Opinion
609 CA 17–01604
05-04-2018
HOGAN WILLIG, PLLC, AMHERST (STEVEN G. WISEMAN OF COUNSEL), FOR PLAINTIFF–APPELLANT. EMILY A. VELLA, SPRINGVILLE, FOR DEFENDANT–RESPONDENT.
HOGAN WILLIG, PLLC, AMHERST (STEVEN G. WISEMAN OF COUNSEL), FOR PLAINTIFF–APPELLANT.
EMILY A. VELLA, SPRINGVILLE, FOR DEFENDANT–RESPONDENT.
PRESENT: CENTRA, J.P., CARNI, LINDLEY, AND CURRAN, JJ.
MEMORANDUM AND ORDER
It is hereby ORDERED that the judgment so appealed from is unanimously affirmed without costs.
Memorandum: In appeal No. 1, plaintiff appeals from a judgment of divorce that, among other things, distributed the marital property between the parties. In appeal No. 2, plaintiff appeals from an order that awarded counsel fees to defendant.
We reject plaintiff's contention in appeal No. 1 that Supreme Court erred in awarding to defendant 50% of the marital portion of her 401K account and pension plan and 50% of the equity in the marital residence. Upon considering the requisite statutory factors set forth in Domestic Relations Law § 236(B)(5)(d) (see generally Arvantides v. Arvantides, 64 N.Y.2d 1033, 1034, 489 N.Y.S.2d 58, 478 N.E.2d 199 [1985] ; Majauskas v. Majauskas, 61 N.Y.2d 481, 492–493, 474 N.Y.S.2d 699, 463 N.E.2d 15 [1984] ; Alaimo v. Alaimo, 199 A.D.2d 1039, 1039–1040, 606 N.Y.S.2d 117 [4th Dept. 1993] ), we conclude that the court properly exercised its broad discretion in making an equitable distribution of the marital property (see Krolikowski v. Krolikowski, 110 A.D.3d 1449, 1450, 973 N.Y.S.2d 502 [4th Dept. 2013] ; Bossard v. Bossard, 199 A.D.2d 971, 971, 606 N.Y.S.2d 474 [4th Dept. 1993] ). We further conclude that, contrary to plaintiff's contention, the court did not err in the manner in which it credited her for payments that she made on the mortgage and taxes associated with the marital residence before and after commencement of this action (see generally Louzoun v. Montalto, 70 A.D.3d 652, 653–654, 893 N.Y.S.2d 630 [2d Dept. 2010], lv dismissed 15 N.Y.3d 838, 909 N.Y.S.2d 12, 935 N.E.2d 804 [2010] ; Martusewicz v. Martusewicz, 217 A.D.2d 926, 928, 630 N.Y.S.2d 156 [4th Dept. 1995], lv denied 88 N.Y.2d 801, 644 N.Y.S.2d 688, 667 N.E.2d 338 [1996] ).
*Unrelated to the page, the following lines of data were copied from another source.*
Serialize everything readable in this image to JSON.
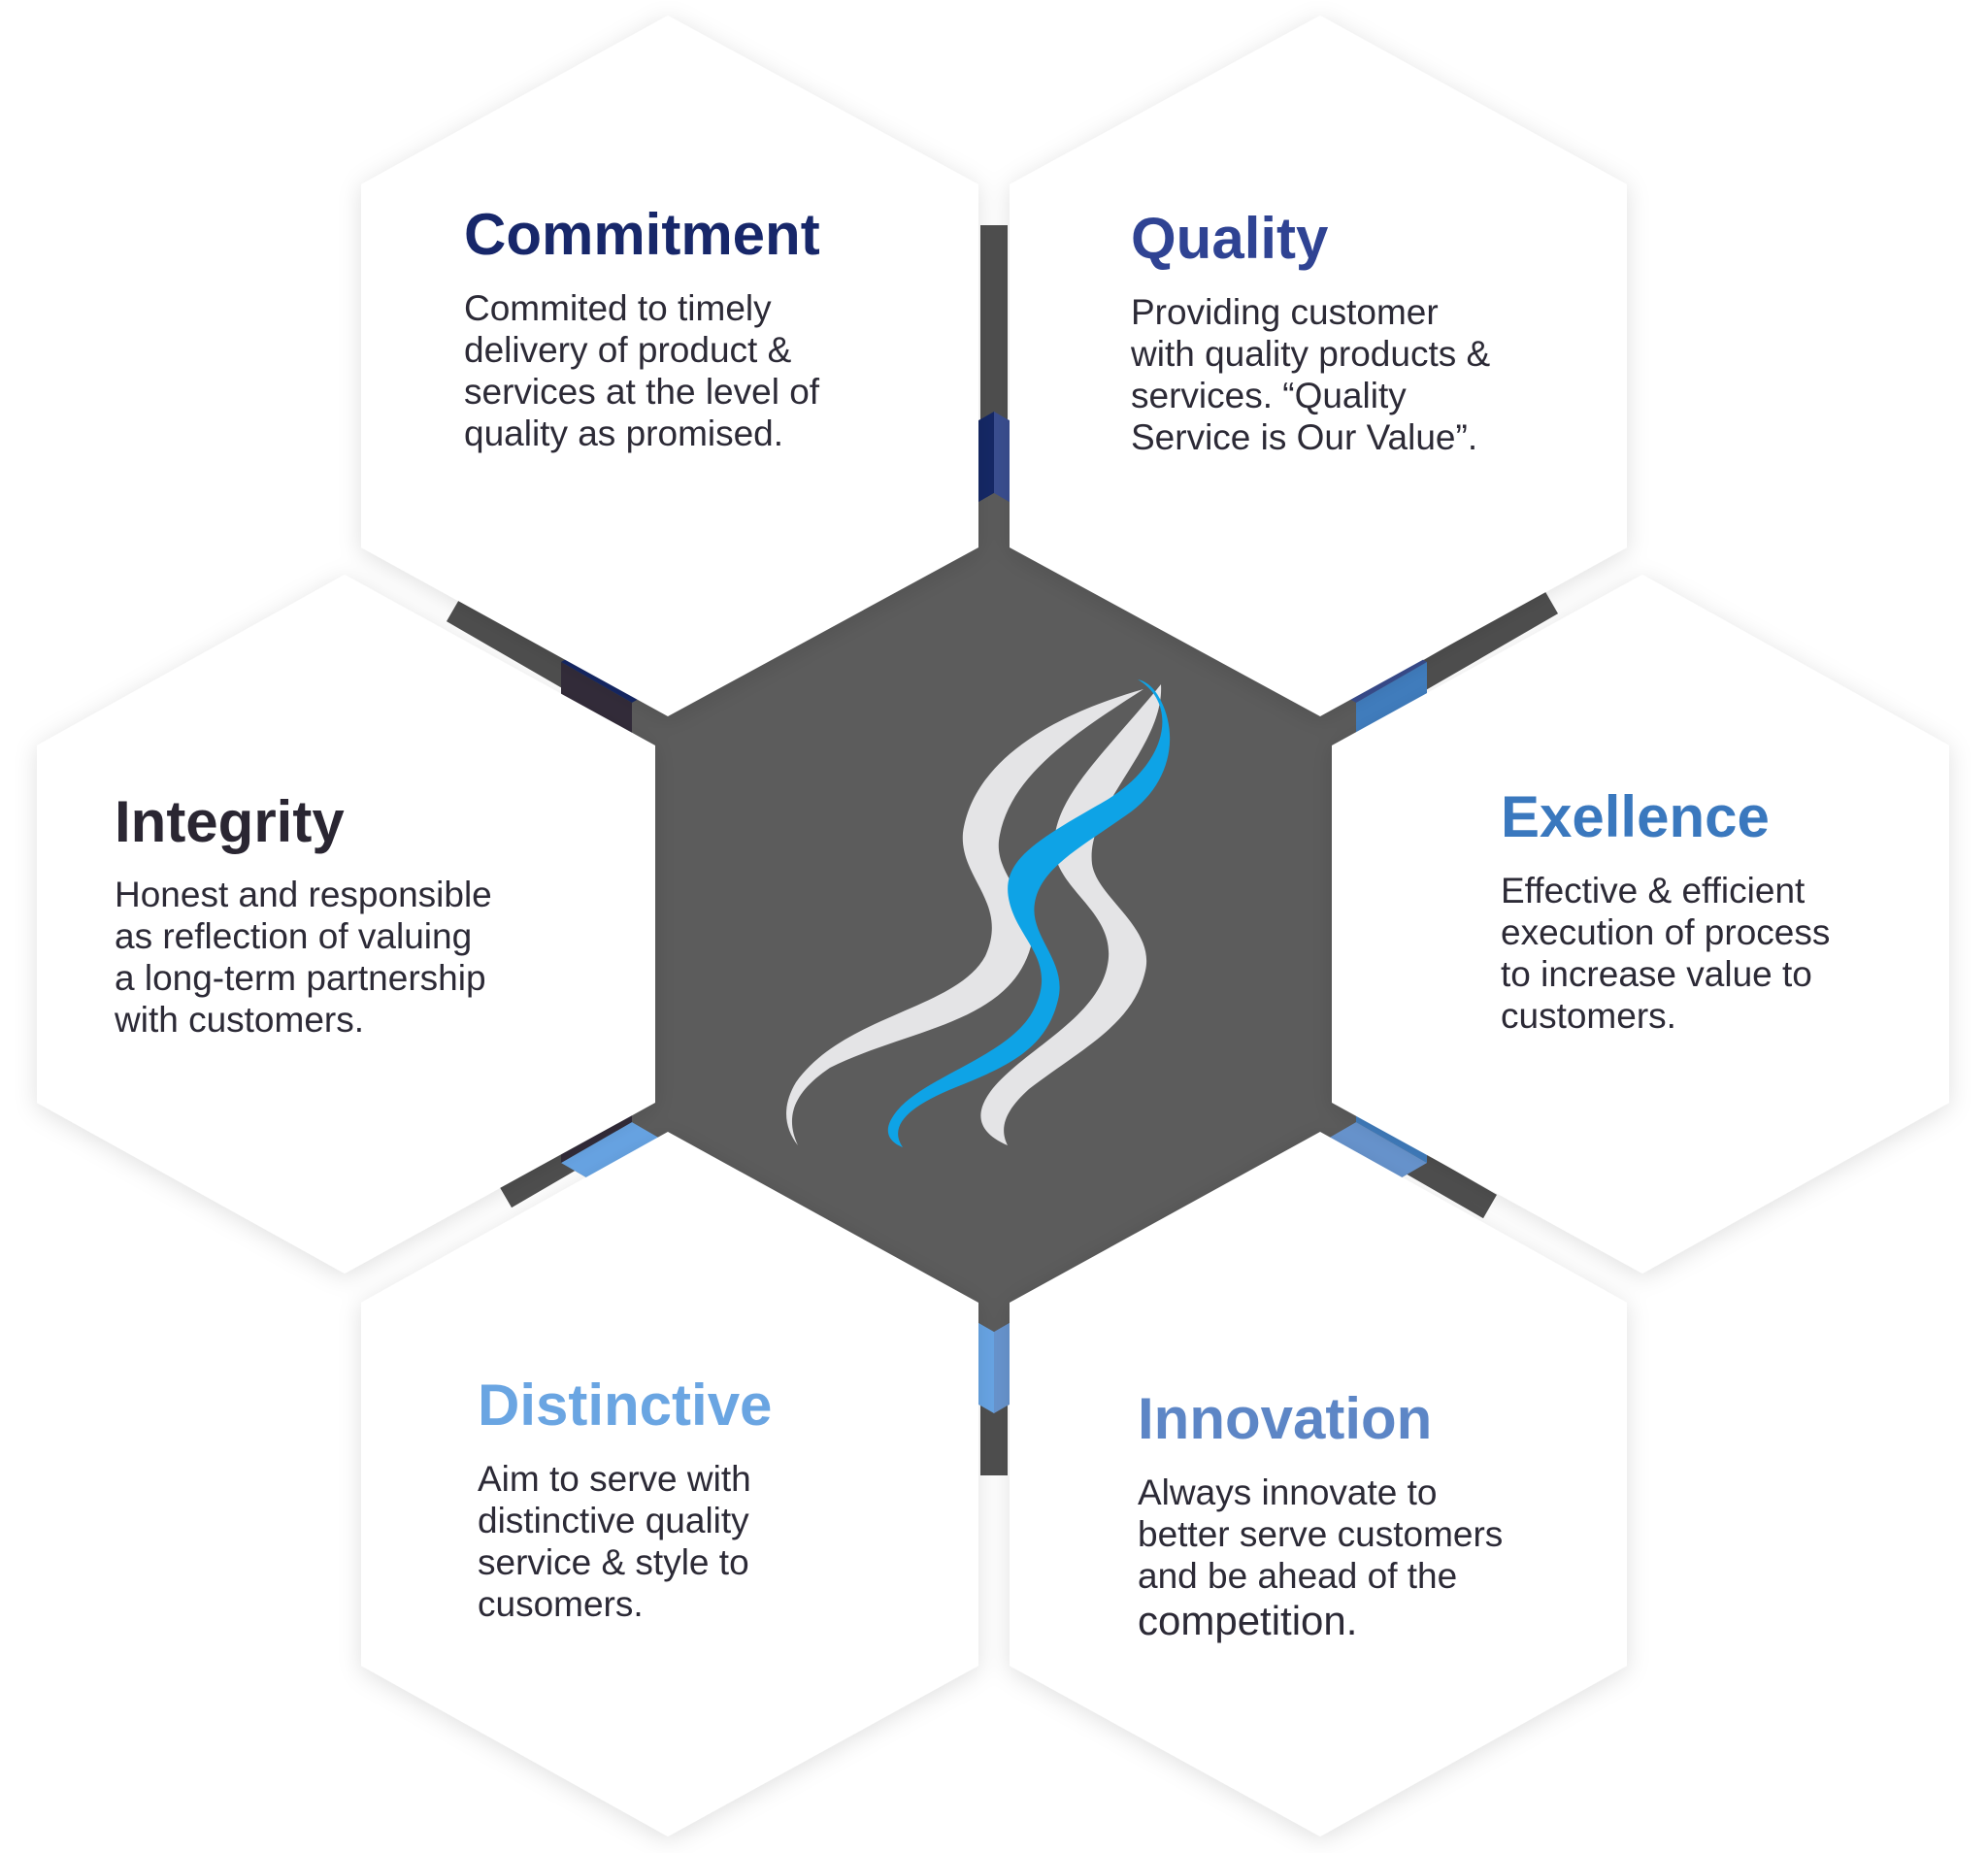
{
  "colors": {
    "center_fill": "#5c5c5c",
    "connector": "#4f4f4f",
    "hex_card_fill": "#ffffff",
    "logo_light": "#e4e4e6",
    "logo_blue": "#0ea3e6"
  },
  "values": [
    {
      "id": "commitment",
      "title": "Commitment",
      "title_color": "#17276a",
      "segment_color": "#152866",
      "lines": [
        "Commited to timely",
        "delivery of product &",
        "services at the level of",
        "quality as promised."
      ]
    },
    {
      "id": "quality",
      "title": "Quality",
      "title_color": "#2f4393",
      "segment_color": "#3a4e90",
      "lines": [
        "Providing customer",
        "with quality products &",
        "services. “Quality",
        "Service is Our Value”."
      ]
    },
    {
      "id": "exellence",
      "title": "Exellence",
      "title_color": "#3a78be",
      "segment_color": "#417ec0",
      "lines": [
        "Effective & efficient",
        "execution of process",
        "to increase value to",
        "customers."
      ]
    },
    {
      "id": "innovation",
      "title": "Innovation",
      "title_color": "#5d86c6",
      "segment_color": "#6895cf",
      "lines": [
        "Always innovate to",
        "better serve customers",
        "and be ahead of the",
        "competition."
      ]
    },
    {
      "id": "distinctive",
      "title": "Distinctive",
      "title_color": "#6aa5e2",
      "segment_color": "#68a5e5",
      "lines": [
        "Aim to serve with",
        "distinctive quality",
        "service & style to",
        "cusomers."
      ]
    },
    {
      "id": "integrity",
      "title": "Integrity",
      "title_color": "#2a2632",
      "segment_color": "#332c3a",
      "lines": [
        "Honest and responsible",
        "as reflection of valuing",
        "a long-term partnership",
        "with customers."
      ]
    }
  ]
}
We reject plaintiff's contention in appeal No. 2 that the court abused its discretion in awarding counsel fees to defendant. "An award of an attorney's fee pursuant to Domestic Relations Law § 237(a) is a matter within the sound discretion of the trial court, and the issue is controlled by the equities and circumstances of each particular case" ( Grant v. Grant, 71 A.D.3d 634, 634–635, 895 N.Y.S.2d 827 [2d Dept 2010] [internal quotation marks omitted]; see Gelia v. Gelia, 114 A.D.3d 1263, 1264, 980 N.Y.S.2d 859 [4th Dept. 2014] ). Here, the court properly considered the circumstances of the case, including the parties' relative financial circumstances and the merits of their positions during trial, and we conclude that the award is reasonable and does not constitute an abuse or improvident exercise of the court's discretion (see Matter of Viscuso v. Viscuso, 129 A.D.3d 1679, 1683, 12 N.Y.S.3d 684 [4th Dept. 2015] ; Gelia, 114 A.D.3d at 1264, 980 N.Y.S.2d 859 ).